Merasa dirinya ketahuan, dua orang elf bangkit berdiri, saling berpelukan dengan mata yang terpejam rapat. "Ka-kami mi-minta ma-maaf, Ares Agung, keturunan Dewa Perang Ares yang Mulia dan Perkasa."

Ares tertawa. Tawanya terdengar sampai ke ujung hutan, hingga ranting-ranting pohon didekatnya bergetar. Kali ini para elf berpegangan erat pada ranting, berharap mereka tidak terjatuh.

"Bisakah kau mengulang lagi ramalan yang kau sampaikan pada pelayanku?" tanya Ares, melepaskan topi besinya dan menyampirkannya. Rambutnya yang keemasan tertiup angin, membuat wajah tampannya terlihat jelas. Dua bola matanya yang sebiru batu zamrud mengkilat tajam. Ia menggosok-gosok hidungnya yang tinggi, dan tangan kanannya itu kini bertumpu pada pinggang.

"Ka-kami ti-tidak berhak me-mengata-kan hal itu ji-jika bu-bukan Einar sen-sendiri yang me-mengatakannya," jawab kedua elf itu gugup. Tubuh mungil mereka hampir tidak terlihat, tertutup rumput-rumput yang dari tadi membuat tubuh mereka gatal karena serbuk bunga yang menempel.

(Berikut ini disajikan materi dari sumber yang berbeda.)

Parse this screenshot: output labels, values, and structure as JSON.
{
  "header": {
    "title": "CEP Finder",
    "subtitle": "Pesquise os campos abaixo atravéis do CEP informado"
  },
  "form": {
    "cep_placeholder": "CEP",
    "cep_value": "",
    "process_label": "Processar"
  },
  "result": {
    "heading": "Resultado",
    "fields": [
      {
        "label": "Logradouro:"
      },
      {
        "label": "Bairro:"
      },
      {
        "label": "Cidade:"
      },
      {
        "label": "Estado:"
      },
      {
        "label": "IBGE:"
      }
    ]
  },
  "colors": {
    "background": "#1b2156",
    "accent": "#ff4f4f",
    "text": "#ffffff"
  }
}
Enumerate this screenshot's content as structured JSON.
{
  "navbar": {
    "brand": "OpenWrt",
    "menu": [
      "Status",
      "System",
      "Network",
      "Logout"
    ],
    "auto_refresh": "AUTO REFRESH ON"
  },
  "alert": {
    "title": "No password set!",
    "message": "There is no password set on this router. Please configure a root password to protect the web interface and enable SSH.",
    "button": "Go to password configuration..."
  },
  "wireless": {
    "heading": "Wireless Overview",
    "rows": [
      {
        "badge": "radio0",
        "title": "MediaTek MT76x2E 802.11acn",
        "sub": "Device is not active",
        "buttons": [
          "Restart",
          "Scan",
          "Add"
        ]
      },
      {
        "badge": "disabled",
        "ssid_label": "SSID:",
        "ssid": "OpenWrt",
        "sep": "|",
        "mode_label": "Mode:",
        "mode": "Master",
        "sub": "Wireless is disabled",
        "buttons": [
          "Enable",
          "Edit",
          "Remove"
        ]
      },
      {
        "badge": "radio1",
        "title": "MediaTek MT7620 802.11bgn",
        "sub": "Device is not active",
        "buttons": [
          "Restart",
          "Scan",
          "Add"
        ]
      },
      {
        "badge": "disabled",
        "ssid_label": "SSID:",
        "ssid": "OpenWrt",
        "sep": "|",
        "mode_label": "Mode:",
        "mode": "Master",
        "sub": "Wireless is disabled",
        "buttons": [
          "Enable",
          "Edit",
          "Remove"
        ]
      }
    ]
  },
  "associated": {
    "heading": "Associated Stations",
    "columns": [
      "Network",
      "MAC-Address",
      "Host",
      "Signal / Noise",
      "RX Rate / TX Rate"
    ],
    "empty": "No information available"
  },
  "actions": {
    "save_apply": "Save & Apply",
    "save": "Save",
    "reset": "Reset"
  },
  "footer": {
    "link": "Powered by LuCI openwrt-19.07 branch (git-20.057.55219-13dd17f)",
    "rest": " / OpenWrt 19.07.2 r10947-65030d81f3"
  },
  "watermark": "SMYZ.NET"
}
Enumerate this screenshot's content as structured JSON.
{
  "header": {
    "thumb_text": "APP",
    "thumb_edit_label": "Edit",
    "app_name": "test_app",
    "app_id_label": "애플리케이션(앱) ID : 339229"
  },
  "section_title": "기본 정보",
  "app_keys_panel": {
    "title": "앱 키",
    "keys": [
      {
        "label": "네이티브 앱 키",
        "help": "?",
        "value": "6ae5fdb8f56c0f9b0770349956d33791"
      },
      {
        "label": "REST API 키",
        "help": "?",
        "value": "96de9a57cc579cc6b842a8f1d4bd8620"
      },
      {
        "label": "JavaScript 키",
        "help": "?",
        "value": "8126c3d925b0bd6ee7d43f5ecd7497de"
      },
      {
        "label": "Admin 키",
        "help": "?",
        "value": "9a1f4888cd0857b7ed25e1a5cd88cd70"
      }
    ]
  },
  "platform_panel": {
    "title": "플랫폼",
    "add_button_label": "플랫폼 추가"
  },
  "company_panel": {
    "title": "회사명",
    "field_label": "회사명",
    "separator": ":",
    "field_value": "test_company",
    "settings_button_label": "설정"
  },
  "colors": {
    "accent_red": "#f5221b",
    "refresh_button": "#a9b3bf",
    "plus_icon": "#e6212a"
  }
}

Kali ini Ares sudah marah sekali. "EINAR!"

Seorang elf pria dengan ukuran tubuh sedikit lebih tinggi dari teman-temannya, kira-kira tiga puluh centimeter muncul, merosot dari batang pohon oak dihadapan Ares. Ia berjalan perlahan, naik ke atas dahan tumbuhan kecil yang ada, berharap ia lebih mudah terlihat dari sana. "Maafkan saya, tuan Ares yang Agung. Apakah Anda ingin mendengar sekali lagi ramalanku?"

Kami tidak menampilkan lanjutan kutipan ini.